And yet they drone on, incessantly, about how much they are suffering and how
they are desperate to become healthy, happy, normal, serene.

The reason, according to Jodorowsky, is that they have been accustomed for so
long to their problems that they come to believe that their pain is a key
element of their identity, and they have a subconscious fear that getting
"better" would make themselves a different person. I.e. destroy or irrevocably
alter what they consider "a key element of being myself".

It is a bit like if we had Star Trek teleportation, and you would be reluctant
to use it (instead of traditional travel) because you feel like the person
coming up on the other side would not be "you" anymore. This would force you
to go to extreme, irrational lengths because you are ultimately scared of
death, and at the same time frustrated at having to spend so much time in a
shuttle or whatever.

This had a transforming effect on me because I suddenly realized why so many
people (including myself) seem unable to actually change their
habits/thoughts/feelings, even if they keep claiming they do not like their
situation and would do _anything_ to change it.

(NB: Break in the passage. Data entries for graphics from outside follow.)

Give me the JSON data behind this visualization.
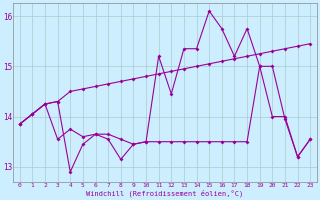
{
  "xlabel": "Windchill (Refroidissement éolien,°C)",
  "bg_color": "#cceeff",
  "grid_color": "#aacccc",
  "line_color": "#990099",
  "ylim": [
    12.7,
    16.25
  ],
  "yticks": [
    13,
    14,
    15,
    16
  ],
  "xlim": [
    -0.5,
    23.5
  ],
  "x_ticks": [
    0,
    1,
    2,
    3,
    4,
    5,
    6,
    7,
    8,
    9,
    10,
    11,
    12,
    13,
    14,
    15,
    16,
    17,
    18,
    19,
    20,
    21,
    22,
    23
  ],
  "line1_y": [
    13.85,
    14.05,
    14.25,
    14.3,
    14.5,
    14.55,
    14.6,
    14.65,
    14.7,
    14.75,
    14.8,
    14.85,
    14.9,
    14.95,
    15.0,
    15.05,
    15.1,
    15.15,
    15.2,
    15.25,
    15.3,
    15.35,
    15.4,
    15.45
  ],
  "line2_y": [
    13.85,
    14.05,
    14.25,
    14.3,
    12.9,
    13.45,
    13.65,
    13.55,
    13.15,
    13.45,
    13.5,
    15.2,
    14.45,
    15.35,
    15.35,
    16.1,
    15.75,
    15.2,
    15.75,
    15.0,
    14.0,
    14.0,
    13.2,
    13.55
  ],
  "line3_y": [
    13.85,
    14.05,
    14.25,
    13.55,
    13.75,
    13.6,
    13.65,
    13.65,
    13.55,
    13.45,
    13.5,
    13.5,
    13.5,
    13.5,
    13.5,
    13.5,
    13.5,
    13.5,
    13.5,
    15.0,
    15.0,
    13.95,
    13.2,
    13.55
  ]
}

It made me a bit less judgemental about others, if nothing else.

------
ophilbert
I don't remember where I read that but it was a simple idea that I use almost
every time I have to make an important decision

"What is the worst possible outcome? Would I be able to overcome this
scenario?"

We often struggle to do things because we are scared to make the leap but once
you put words on your fears you realise that it's not that big of a deal and
that you can do it.

------
alexpete
"Gödel, Escher, Bach" was my highschool sweetheart, although I probably
wouldn't spend another 800 pages on it again. But the overarching concept of
"emergence" (of formal systems) blew me away back then, and stuck with me in
all sorts of spindly ways since.

Highly relevant to today's political climate, "Authority and American Usage"
is an essay that's sometimes frustrating, but also one that I think everybody
should read. DFW establishes the idea of a "Democratic Spirit" as a sort of
worldview to speak and interact through. It's really good and important:
[https://www.docdroid.net/GCzeU6K/authority-and-american-
usag...](https://www.docdroid.net/GCzeU6K/authority-and-american-
usage.pdf.html)